Matsui was devastated. A deal to play volleyball and study at VIU fell through.

“It was hard,” she said. “I didn’t know if I was going to play again.”

Matsui pondered registering at Douglas College, just to study.

But some heartfelt conversations with her high school and club coaches, including a pivotal one with Bryan Gee, convinced Matsui to put in the hard work to get back on the volleyball court.

“He told me you’ve come this far, you’ve done so good, there’s no point in giving up now,” she said.

So she didn’t, and a meeting with Gilray brought her to UFV, where she’s studying social work.

Gilray said he never had a doubt, even though bringing Matsui to his team meant sacrificing a roster spot for the season.
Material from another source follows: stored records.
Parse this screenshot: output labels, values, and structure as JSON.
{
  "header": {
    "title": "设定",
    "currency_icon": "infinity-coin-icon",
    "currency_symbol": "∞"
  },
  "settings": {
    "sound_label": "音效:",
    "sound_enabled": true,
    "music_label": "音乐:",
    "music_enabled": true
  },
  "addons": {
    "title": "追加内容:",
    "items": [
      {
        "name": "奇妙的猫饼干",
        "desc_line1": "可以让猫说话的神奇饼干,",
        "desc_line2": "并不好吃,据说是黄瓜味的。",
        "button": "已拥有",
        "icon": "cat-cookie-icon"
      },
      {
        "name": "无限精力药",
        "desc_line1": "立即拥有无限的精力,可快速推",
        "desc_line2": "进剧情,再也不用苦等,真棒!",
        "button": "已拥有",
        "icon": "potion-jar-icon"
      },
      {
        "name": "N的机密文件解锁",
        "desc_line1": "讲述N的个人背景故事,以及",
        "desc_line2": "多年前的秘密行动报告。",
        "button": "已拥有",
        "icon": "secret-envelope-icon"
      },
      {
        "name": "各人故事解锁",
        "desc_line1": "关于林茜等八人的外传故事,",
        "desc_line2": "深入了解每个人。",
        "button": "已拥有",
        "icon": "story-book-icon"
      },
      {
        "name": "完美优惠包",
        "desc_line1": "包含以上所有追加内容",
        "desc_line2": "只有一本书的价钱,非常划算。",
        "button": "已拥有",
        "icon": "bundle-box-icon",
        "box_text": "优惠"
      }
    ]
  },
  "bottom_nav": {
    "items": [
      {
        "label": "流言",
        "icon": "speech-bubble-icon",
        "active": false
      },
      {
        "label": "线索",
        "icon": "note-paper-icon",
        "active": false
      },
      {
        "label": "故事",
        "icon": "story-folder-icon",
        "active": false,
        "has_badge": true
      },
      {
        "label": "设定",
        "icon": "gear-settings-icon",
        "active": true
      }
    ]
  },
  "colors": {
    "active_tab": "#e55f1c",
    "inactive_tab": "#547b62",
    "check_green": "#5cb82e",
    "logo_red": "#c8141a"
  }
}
“It was an easy recruiting situation for me,” he said. “Knowing what she was going through, how she was dealing with it and how she wanted to get back,”

Sitting out her freshman season wasn’t easy, Matsui said. Still, she participated in all the team activities, attended practices, compiled stats during games. She also put in time at the gym, stretching her injured knee, bending it, balancing on it, squatting, lifting weights, getting more physically fit.

“That’s what that year off really offers them, to allow them to come back stronger,” Gilray said.

Even another knee injury scare midway through this season hasn’t deterred Matsui, who wears a brace around her reconstructed joint. After all, she’d already been to the bottom.

“It was something I can use to make myself better,” Matsui said of her battle back to the top.